I asked the heavens for a daughter. No, I did more than that. Rob and I decided all three times that we wanted a baby and we were lucky, we had one. (Rob says, "the pleasure was all mine." Not true.) After Mike was born, we thought that two was enough but as I approached my 36th birthday, I realized that I wanted another shot at having a daughter before it was too late. If I had another son, fine. Three boys would be a delight too. But time was running out and I didn't want to regret not having tried for a baby of my own sex. So I went to my doctor and asked about sex preselection and he, good man, went to UBC and gave me all the latest literature. Whether it was the few novel and hilarious techniques or the heavens, I'm not sure but I knew before Gill was born - amniocentesis - that I was having a daughter. I jumped up and down on the bed, the day the woman called me from Grace Hospital with the results.

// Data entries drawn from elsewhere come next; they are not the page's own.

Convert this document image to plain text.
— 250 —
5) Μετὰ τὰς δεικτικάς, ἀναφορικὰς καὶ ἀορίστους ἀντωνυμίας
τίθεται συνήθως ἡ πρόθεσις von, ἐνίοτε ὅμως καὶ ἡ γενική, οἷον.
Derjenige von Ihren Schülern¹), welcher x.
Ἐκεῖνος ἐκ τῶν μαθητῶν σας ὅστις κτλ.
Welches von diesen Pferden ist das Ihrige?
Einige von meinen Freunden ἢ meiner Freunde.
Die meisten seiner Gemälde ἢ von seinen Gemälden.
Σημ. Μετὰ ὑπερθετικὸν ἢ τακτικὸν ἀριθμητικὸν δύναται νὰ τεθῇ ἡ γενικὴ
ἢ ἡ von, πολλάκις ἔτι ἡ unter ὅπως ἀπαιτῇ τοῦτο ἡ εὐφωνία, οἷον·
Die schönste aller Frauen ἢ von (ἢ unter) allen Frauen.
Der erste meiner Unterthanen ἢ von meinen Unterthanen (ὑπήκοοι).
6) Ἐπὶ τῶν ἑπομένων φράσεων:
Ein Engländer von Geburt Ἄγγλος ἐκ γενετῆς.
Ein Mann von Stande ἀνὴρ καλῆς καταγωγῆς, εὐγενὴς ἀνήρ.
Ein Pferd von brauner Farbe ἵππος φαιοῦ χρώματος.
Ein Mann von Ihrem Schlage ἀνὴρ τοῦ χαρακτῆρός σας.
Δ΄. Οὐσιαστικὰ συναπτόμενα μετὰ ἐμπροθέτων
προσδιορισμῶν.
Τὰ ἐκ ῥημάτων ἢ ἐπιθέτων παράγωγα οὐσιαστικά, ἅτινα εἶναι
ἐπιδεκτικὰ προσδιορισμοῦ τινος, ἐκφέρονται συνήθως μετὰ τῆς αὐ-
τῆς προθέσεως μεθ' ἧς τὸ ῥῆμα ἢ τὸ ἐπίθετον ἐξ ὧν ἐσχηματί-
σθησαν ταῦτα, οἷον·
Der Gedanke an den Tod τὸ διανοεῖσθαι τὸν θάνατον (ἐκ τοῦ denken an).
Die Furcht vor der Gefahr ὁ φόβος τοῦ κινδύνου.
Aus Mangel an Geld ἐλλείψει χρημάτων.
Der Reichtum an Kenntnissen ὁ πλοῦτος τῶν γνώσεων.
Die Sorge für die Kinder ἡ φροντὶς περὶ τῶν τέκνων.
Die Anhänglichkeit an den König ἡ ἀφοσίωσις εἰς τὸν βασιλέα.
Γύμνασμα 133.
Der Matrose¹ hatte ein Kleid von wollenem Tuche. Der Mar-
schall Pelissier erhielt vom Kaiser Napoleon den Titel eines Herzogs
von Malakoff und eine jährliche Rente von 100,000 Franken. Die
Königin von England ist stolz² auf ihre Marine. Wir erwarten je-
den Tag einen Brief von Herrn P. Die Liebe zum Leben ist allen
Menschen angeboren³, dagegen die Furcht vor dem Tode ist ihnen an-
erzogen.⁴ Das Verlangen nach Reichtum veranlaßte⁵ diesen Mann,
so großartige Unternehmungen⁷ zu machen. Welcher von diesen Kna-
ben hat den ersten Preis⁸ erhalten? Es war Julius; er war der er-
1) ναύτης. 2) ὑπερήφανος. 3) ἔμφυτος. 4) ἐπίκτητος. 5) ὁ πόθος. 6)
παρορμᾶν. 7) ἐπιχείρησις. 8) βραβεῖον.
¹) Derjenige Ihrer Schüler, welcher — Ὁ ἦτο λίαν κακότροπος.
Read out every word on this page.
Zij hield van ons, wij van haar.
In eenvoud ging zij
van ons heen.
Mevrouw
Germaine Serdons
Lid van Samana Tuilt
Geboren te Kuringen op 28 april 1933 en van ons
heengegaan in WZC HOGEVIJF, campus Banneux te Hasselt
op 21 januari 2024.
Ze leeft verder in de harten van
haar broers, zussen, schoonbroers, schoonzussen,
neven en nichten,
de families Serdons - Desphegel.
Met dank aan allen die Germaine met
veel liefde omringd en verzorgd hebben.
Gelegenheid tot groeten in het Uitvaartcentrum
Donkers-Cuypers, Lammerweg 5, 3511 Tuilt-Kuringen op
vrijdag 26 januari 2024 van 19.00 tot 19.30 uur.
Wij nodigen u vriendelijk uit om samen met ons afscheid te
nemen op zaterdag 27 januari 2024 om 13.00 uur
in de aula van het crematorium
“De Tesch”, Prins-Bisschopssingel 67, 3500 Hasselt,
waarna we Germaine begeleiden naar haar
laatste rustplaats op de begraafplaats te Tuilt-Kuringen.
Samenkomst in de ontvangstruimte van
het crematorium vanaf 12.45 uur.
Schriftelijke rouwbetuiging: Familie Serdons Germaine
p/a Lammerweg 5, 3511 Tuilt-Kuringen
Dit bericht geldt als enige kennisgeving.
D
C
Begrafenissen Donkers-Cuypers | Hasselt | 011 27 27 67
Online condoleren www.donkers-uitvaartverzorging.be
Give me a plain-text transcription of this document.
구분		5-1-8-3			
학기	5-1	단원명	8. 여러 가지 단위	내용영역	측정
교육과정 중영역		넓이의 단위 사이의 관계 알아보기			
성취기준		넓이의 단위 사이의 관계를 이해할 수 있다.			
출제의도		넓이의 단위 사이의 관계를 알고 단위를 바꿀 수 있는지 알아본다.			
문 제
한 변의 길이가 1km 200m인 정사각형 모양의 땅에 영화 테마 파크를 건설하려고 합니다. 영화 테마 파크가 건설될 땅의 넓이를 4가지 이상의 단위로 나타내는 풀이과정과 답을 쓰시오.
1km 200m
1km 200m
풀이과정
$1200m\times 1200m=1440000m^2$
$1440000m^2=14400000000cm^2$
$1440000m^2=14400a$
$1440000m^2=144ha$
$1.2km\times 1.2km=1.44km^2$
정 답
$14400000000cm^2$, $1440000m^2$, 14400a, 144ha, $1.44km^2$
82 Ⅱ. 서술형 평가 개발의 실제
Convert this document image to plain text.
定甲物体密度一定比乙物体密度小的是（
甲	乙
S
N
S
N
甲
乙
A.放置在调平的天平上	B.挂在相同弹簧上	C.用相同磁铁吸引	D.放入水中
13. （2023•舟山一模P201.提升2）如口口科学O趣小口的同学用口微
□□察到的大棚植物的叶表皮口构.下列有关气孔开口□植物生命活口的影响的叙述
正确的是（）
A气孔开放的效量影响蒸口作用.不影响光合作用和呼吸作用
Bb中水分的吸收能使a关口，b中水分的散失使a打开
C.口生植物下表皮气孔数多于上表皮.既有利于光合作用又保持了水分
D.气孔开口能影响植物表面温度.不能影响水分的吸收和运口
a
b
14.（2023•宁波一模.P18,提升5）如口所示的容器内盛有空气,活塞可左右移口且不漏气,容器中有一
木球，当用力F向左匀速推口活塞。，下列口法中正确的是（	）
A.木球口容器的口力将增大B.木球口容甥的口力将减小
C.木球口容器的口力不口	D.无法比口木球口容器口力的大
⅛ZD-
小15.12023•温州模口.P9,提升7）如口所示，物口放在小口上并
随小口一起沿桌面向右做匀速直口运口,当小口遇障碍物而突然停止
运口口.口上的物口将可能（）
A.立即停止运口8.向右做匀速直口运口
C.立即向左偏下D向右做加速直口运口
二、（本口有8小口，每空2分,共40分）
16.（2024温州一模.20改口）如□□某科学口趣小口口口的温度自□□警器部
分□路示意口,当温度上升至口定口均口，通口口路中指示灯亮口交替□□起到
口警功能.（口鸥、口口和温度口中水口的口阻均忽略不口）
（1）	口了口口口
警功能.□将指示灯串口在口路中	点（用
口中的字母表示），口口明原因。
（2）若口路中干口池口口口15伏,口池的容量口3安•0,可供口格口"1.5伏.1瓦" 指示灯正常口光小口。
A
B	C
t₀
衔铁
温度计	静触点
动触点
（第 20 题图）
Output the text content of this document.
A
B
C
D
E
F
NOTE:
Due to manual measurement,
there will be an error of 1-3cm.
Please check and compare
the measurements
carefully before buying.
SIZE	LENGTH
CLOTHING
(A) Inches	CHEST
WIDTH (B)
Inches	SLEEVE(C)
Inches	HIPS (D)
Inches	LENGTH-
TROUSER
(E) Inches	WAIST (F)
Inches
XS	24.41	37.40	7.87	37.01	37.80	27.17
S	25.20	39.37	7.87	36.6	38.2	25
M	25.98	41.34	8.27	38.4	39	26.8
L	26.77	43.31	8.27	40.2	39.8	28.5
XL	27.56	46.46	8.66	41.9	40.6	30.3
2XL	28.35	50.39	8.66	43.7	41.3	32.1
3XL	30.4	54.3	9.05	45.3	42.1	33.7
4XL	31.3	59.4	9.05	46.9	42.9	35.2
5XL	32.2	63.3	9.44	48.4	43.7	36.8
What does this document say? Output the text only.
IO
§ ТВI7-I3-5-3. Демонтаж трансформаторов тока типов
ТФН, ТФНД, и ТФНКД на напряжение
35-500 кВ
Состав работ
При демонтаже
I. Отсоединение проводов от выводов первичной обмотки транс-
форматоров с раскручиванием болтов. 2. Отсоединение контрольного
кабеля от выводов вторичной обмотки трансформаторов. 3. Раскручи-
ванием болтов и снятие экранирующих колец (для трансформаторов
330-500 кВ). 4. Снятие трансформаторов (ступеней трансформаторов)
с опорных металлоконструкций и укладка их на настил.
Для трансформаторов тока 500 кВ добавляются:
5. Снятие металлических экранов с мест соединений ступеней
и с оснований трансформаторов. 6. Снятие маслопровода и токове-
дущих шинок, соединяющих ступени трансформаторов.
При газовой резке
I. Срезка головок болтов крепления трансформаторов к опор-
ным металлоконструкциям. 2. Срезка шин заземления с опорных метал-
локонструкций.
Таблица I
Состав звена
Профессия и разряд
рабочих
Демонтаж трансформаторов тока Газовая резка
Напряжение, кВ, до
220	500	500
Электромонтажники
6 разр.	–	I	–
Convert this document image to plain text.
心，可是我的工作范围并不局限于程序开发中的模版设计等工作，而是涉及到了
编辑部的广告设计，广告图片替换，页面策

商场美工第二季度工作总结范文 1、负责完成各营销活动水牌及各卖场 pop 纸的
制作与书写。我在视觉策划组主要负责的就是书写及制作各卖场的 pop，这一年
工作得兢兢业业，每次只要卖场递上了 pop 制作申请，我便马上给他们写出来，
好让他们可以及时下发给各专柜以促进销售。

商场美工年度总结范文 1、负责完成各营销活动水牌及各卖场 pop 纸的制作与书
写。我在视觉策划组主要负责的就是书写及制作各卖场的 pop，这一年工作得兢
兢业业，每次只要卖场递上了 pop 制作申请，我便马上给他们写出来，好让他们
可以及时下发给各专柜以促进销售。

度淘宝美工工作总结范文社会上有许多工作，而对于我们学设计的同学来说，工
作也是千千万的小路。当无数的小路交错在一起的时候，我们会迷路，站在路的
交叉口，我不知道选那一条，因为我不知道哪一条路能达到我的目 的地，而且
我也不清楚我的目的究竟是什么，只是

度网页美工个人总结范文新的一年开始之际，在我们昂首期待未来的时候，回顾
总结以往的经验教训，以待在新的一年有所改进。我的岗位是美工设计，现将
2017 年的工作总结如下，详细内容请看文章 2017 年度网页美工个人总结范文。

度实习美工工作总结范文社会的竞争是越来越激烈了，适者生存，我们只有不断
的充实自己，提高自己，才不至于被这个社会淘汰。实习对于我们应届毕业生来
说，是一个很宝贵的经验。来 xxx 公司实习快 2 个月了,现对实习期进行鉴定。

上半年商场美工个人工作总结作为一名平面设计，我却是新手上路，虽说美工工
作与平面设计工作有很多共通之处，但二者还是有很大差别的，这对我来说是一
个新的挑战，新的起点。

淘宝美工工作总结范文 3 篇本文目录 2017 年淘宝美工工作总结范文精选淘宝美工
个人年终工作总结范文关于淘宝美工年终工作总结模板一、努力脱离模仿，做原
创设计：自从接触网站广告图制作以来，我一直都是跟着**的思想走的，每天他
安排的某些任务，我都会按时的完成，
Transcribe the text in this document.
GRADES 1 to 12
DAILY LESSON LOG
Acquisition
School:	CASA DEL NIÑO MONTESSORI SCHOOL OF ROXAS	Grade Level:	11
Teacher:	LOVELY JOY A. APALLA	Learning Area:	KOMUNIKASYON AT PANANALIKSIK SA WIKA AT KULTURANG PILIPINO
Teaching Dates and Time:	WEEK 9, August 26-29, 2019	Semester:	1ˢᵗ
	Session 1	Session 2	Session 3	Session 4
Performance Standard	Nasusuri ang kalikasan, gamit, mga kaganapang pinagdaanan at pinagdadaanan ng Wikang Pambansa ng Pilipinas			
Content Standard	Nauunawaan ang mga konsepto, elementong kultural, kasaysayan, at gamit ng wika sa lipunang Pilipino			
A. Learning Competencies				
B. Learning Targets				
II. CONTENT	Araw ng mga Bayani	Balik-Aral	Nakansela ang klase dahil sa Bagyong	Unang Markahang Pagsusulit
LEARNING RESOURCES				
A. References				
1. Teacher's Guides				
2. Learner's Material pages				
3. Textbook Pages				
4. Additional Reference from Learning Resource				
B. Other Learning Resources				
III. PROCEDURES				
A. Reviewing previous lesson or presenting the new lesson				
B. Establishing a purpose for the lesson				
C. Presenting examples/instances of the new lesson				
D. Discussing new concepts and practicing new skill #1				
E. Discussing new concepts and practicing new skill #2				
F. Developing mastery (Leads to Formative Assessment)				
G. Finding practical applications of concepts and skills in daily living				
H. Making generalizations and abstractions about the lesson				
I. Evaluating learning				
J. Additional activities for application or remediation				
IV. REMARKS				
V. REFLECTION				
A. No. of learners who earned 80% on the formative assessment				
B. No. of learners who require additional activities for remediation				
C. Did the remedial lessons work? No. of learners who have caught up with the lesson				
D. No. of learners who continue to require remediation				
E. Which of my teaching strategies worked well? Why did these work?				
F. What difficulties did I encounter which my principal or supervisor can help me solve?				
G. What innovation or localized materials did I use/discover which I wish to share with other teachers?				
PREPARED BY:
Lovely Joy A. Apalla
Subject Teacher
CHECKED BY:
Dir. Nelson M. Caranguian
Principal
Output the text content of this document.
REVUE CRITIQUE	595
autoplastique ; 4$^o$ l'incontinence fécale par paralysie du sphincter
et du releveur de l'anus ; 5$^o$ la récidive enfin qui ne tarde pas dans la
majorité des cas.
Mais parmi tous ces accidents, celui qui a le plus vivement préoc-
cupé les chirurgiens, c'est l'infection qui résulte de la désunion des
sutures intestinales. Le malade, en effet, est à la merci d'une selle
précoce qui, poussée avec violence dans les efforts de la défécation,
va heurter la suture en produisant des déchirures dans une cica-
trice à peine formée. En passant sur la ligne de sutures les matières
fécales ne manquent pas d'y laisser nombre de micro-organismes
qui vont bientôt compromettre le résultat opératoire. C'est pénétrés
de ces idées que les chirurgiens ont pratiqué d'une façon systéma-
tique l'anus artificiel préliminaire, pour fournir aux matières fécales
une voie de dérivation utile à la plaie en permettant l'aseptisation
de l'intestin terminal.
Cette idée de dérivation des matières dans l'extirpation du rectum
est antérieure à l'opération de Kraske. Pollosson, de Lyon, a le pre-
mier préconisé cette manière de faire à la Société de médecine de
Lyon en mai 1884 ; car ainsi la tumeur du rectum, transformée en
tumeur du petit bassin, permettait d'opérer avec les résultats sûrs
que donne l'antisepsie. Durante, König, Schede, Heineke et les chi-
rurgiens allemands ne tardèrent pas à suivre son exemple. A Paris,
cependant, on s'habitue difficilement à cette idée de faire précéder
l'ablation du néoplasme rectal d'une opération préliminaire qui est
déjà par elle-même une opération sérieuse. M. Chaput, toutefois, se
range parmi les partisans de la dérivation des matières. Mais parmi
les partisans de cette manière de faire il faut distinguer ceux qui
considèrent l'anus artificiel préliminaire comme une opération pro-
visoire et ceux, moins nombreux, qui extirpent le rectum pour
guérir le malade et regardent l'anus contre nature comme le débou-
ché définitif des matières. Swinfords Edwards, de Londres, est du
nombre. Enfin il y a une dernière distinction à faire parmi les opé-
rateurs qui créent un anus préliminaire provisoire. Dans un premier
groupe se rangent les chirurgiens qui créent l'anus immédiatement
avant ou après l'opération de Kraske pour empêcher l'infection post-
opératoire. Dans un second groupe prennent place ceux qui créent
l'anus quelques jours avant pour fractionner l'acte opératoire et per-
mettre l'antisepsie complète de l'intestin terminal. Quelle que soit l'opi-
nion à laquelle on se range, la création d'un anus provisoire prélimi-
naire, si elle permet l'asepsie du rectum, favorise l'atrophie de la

I just realized that I asked above why can't something, one thing, be pure joy. Well - and this is not sentiment - my children are this - yeah, I know that I've wanted to banish them at times, especially when they were younger and wanted me when I needed time alone - but oh what riches they've given me. They've also taught me lots about myself - some things that I like and others that I don't but I believe in being conscious.

So as Gill starts a new chapter, so will I.

It still isn't seven in the morning and I had to drink coffee without milk. I think I'll throw my bag lady clothes on and go down to the water and then stop at the store on the way back. Today is a free day. I'd like to do some writing - or some more writing. I feel good when I take the time to write - even if it's just for myself.